Historic Abashiri Prison in Hokkaido that opened in 1890, now turned into a museum.

Procedural Differences

Within the Japanese justice system, there is generally no allowance for bail. Following the initial arrest, suspects can be detained for a total of 20 days per crime after the initial 72-hour holding. Suspects are intensively questioned for the period of detainment, and their rights are very different from individuals detained in Western countries. If you’re a foreigner being detained for a crime in Japan, the police may be even harsher – read more about this here.

One striking difference is the involvement of legal counsel. While Japanese detainees are entitled to free legal counsel, their representative cannot be present for questioning. Questioning can, and often does, begin before the detainee has had the chance to meet with their assigned legal counsel. Interrogators have no legal obligation to record their interviews – which leaves room for corruption and violence, although obtaining confession under duress is technically illegal in the Japanese constitution. Incentives to confess for the detainee are plentiful – a confession can lead to significantly more lenient sentencing. This challenging dynamic can often lead to a false confession, often referred to as hostage justice. Figures from an insightful 2013 article in The Economist indicated that 95% of Japanese detainees eventually sign confessions.

Within the Japanese justice system, obtaining a confession from a suspect virtually guarantees conviction. With more restriction on Japanese police insofar as how they can investigate cases than their Western counterparts (such as undercover work), the confession is widely regarded as the “king of evidence”. This is partly why interviewers will put such huge pressure on suspects to confess to crimes at the detainment stage.

A local police car, usually marked by a prefecture’s kanji characters followed by 警察; meaning police.

Pressure on Judges

We have already touched on some reasons that judges in Japan may be inherently biased towards the prosecution, but unfortunately, there are more to take into account.

One such example is the prevalence of media leaks. It is not unusual for the prosecution to leak information about a case to the Japanese media. This is a tactical move designed to stoke outrage in the public about the alleged crimes of the accused. This public outcry for justice increases the pressure on judges to convict in favor of the prosecution.

Another example is the career consequences of acquitting cases. Although first published in 1999, this superb paper written by academics from the University of Munich highlights struggles that almost certainly still face judges in Japan today. A significant number of judges who had acquitted cases were subsequently redeployed to less respected roles within the system. It seems that judges are indirectly incentivized to convict in line with the prosecution – if they want their careers to continue to progress, they shouldn’t rock the boat (or in this case, the conviction rates).

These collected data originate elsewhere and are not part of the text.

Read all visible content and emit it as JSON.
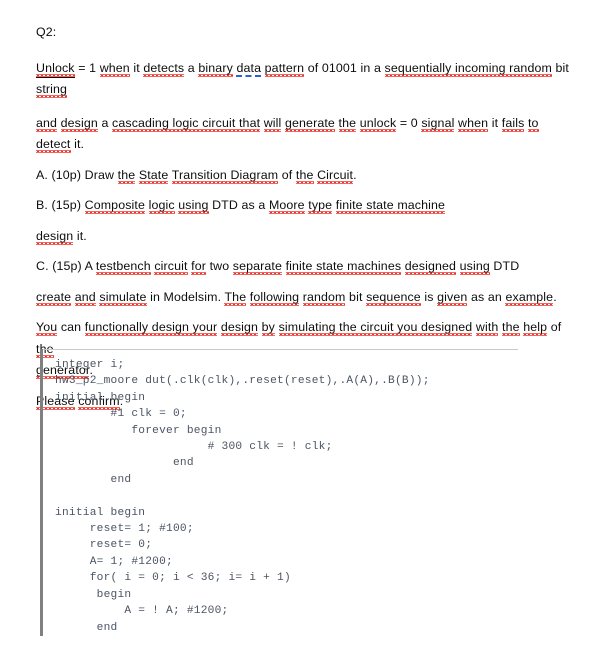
{
  "document": {
    "question_label": "Q2:",
    "paragraphs": [
      {
        "id": "p-unlock",
        "runs": [
          {
            "text": "Unlock",
            "style": "sp ul"
          },
          {
            "text": " = 1 ",
            "style": ""
          },
          {
            "text": "when",
            "style": "sp"
          },
          {
            "text": " it ",
            "style": ""
          },
          {
            "text": "detects",
            "style": "sp"
          },
          {
            "text": " a ",
            "style": ""
          },
          {
            "text": "binary",
            "style": "sp"
          },
          {
            "text": " ",
            "style": ""
          },
          {
            "text": "data",
            "style": "gr"
          },
          {
            "text": " ",
            "style": ""
          },
          {
            "text": "pattern",
            "style": "sp"
          },
          {
            "text": " of 01001 in a ",
            "style": ""
          },
          {
            "text": "sequentially incoming random",
            "style": "sp"
          },
          {
            "text": " bit",
            "style": ""
          }
        ]
      },
      {
        "id": "p-string",
        "runs": [
          {
            "text": "string",
            "style": "sp"
          }
        ]
      },
      {
        "id": "p-and-design",
        "runs": [
          {
            "text": "and",
            "style": "sp"
          },
          {
            "text": " ",
            "style": ""
          },
          {
            "text": "design",
            "style": "sp"
          },
          {
            "text": " a ",
            "style": ""
          },
          {
            "text": "cascading logic circuit that",
            "style": "sp"
          },
          {
            "text": " ",
            "style": ""
          },
          {
            "text": "will",
            "style": "sp"
          },
          {
            "text": " ",
            "style": ""
          },
          {
            "text": "generate",
            "style": "sp"
          },
          {
            "text": " ",
            "style": ""
          },
          {
            "text": "the",
            "style": "sp"
          },
          {
            "text": " ",
            "style": ""
          },
          {
            "text": "unlock",
            "style": "sp"
          },
          {
            "text": " = 0 ",
            "style": ""
          },
          {
            "text": "signal",
            "style": "sp"
          },
          {
            "text": " ",
            "style": ""
          },
          {
            "text": "when",
            "style": "sp"
          },
          {
            "text": " it ",
            "style": ""
          },
          {
            "text": "fails",
            "style": "sp"
          },
          {
            "text": " ",
            "style": ""
          },
          {
            "text": "to",
            "style": "sp"
          },
          {
            "text": " ",
            "style": ""
          },
          {
            "text": "detect",
            "style": "sp"
          },
          {
            "text": " it.",
            "style": ""
          }
        ]
      },
      {
        "id": "p-a",
        "runs": [
          {
            "text": "A. (10p) Draw ",
            "style": ""
          },
          {
            "text": "the",
            "style": "sp"
          },
          {
            "text": " ",
            "style": ""
          },
          {
            "text": "State",
            "style": "sp"
          },
          {
            "text": " ",
            "style": ""
          },
          {
            "text": "Transition Diagram",
            "style": "sp"
          },
          {
            "text": " of ",
            "style": ""
          },
          {
            "text": "the",
            "style": "sp"
          },
          {
            "text": " ",
            "style": ""
          },
          {
            "text": "Circuit",
            "style": "sp"
          },
          {
            "text": ".",
            "style": ""
          }
        ]
      },
      {
        "id": "p-b",
        "runs": [
          {
            "text": "B. (15p) ",
            "style": ""
          },
          {
            "text": "Composite",
            "style": "sp"
          },
          {
            "text": " ",
            "style": ""
          },
          {
            "text": "logic",
            "style": "sp"
          },
          {
            "text": " ",
            "style": ""
          },
          {
            "text": "using",
            "style": "sp"
          },
          {
            "text": " DTD as a ",
            "style": ""
          },
          {
            "text": "Moore",
            "style": "sp"
          },
          {
            "text": " ",
            "style": ""
          },
          {
            "text": "type",
            "style": "sp"
          },
          {
            "text": " ",
            "style": ""
          },
          {
            "text": "finite state machine",
            "style": "sp"
          }
        ]
      },
      {
        "id": "p-design-it",
        "runs": [
          {
            "text": "design",
            "style": "sp"
          },
          {
            "text": " it.",
            "style": ""
          }
        ]
      },
      {
        "id": "p-c",
        "runs": [
          {
            "text": "C. (15p) A ",
            "style": ""
          },
          {
            "text": "testbench",
            "style": "sp"
          },
          {
            "text": " ",
            "style": ""
          },
          {
            "text": "circuit",
            "style": "sp"
          },
          {
            "text": " ",
            "style": ""
          },
          {
            "text": "for",
            "style": "sp"
          },
          {
            "text": " two ",
            "style": ""
          },
          {
            "text": "separate",
            "style": "sp"
          },
          {
            "text": " ",
            "style": ""
          },
          {
            "text": "finite state machines",
            "style": "sp"
          },
          {
            "text": " ",
            "style": ""
          },
          {
            "text": "designed",
            "style": "sp"
          },
          {
            "text": " ",
            "style": ""
          },
          {
            "text": "using",
            "style": "sp"
          },
          {
            "text": " DTD",
            "style": ""
          }
        ]
      },
      {
        "id": "p-create",
        "runs": [
          {
            "text": "create",
            "style": "sp"
          },
          {
            "text": " ",
            "style": ""
          },
          {
            "text": "and",
            "style": "sp"
          },
          {
            "text": " ",
            "style": ""
          },
          {
            "text": "simulate",
            "style": "sp"
          },
          {
            "text": " in Modelsim. ",
            "style": ""
          },
          {
            "text": "The",
            "style": "sp"
          },
          {
            "text": " ",
            "style": ""
          },
          {
            "text": "following",
            "style": "sp"
          },
          {
            "text": " ",
            "style": ""
          },
          {
            "text": "random",
            "style": "sp"
          },
          {
            "text": " bit ",
            "style": ""
          },
          {
            "text": "sequence",
            "style": "sp"
          },
          {
            "text": " is ",
            "style": ""
          },
          {
            "text": "given",
            "style": "sp"
          },
          {
            "text": " as an ",
            "style": ""
          },
          {
            "text": "example",
            "style": "sp"
          },
          {
            "text": ".",
            "style": ""
          }
        ]
      },
      {
        "id": "p-you-can",
        "runs": [
          {
            "text": "You",
            "style": "sp"
          },
          {
            "text": " can ",
            "style": ""
          },
          {
            "text": "functionally design your",
            "style": "sp"
          },
          {
            "text": " ",
            "style": ""
          },
          {
            "text": "design",
            "style": "sp"
          },
          {
            "text": " ",
            "style": ""
          },
          {
            "text": "by",
            "style": "sp"
          },
          {
            "text": " ",
            "style": ""
          },
          {
            "text": "simulating the circuit you designed",
            "style": "sp"
          },
          {
            "text": " ",
            "style": ""
          },
          {
            "text": "with",
            "style": "sp"
          },
          {
            "text": " ",
            "style": ""
          },
          {
            "text": "the",
            "style": "sp"
          },
          {
            "text": " ",
            "style": ""
          },
          {
            "text": "help",
            "style": "sp"
          },
          {
            "text": " of ",
            "style": ""
          },
          {
            "text": "the",
            "style": "sp"
          }
        ]
      },
      {
        "id": "p-generator",
        "runs": [
          {
            "text": "generator",
            "style": "sp"
          },
          {
            "text": ".",
            "style": ""
          }
        ]
      },
      {
        "id": "p-please-confirm",
        "runs": [
          {
            "text": "Please",
            "style": "sp"
          },
          {
            "text": " ",
            "style": ""
          },
          {
            "text": "confirm",
            "style": "sp"
          },
          {
            "text": ".",
            "style": ""
          }
        ]
      }
    ]
  },
  "code_block": {
    "language": "verilog",
    "text": "integer i;\nhw3_p2_moore dut(.clk(clk),.reset(reset),.A(A),.B(B));\ninitial begin\n        #1 clk = 0;\n           forever begin\n                      # 300 clk = ! clk;\n                 end\n        end\n\ninitial begin\n     reset= 1; #100;\n     reset= 0;\n     A= 1; #1200;\n     for( i = 0; i < 36; i= i + 1)\n      begin\n          A = ! A; #1200;\n      end"
  },
  "colors": {
    "text": "#0d0d0d",
    "code_text": "#4b5563",
    "spellcheck_underline": "#e8352c",
    "grammar_underline": "#2f5fd0",
    "code_border": "#808080",
    "code_rule": "#c8c8c8",
    "page_background": "#ffffff"
  }
}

A bounty board commonly seen outside police boxes offering rewards for turning in most wanted fugitives.

Changes in Justice System

One major change that has occurred within the Japanese justice system in recent years is the introduction of something resembling the Western jury system. In 2009, saiban-in (lay judges) selected randomly from the public were first introduced in Japanese criminal courts to complement the work of the traditional judge.

There are a number of interesting differences between saiban-in and a Western jury, including the fact that saiban-la can directly participate in the questioning of the accused and can make recommendations around the length and nature of sentencing. While this arguably has had the positive effect of helping the Japanese public to participate more actively in the court system, it has had little effect on the conviction rate. In fact, saiban-in has requested harsher sentences than those originally proposed by the prosecution in some cases. If you want to read more about the saiban-la system, this paper is a great place to start.

The Japanese justice system is an extremely nuanced one, standing on the shoulders of an interesting history and layered societal expectations. If I had to give you some advice based on my own research, I would strongly suggest avoiding being accused of a crime you didn’t commit when in Japan.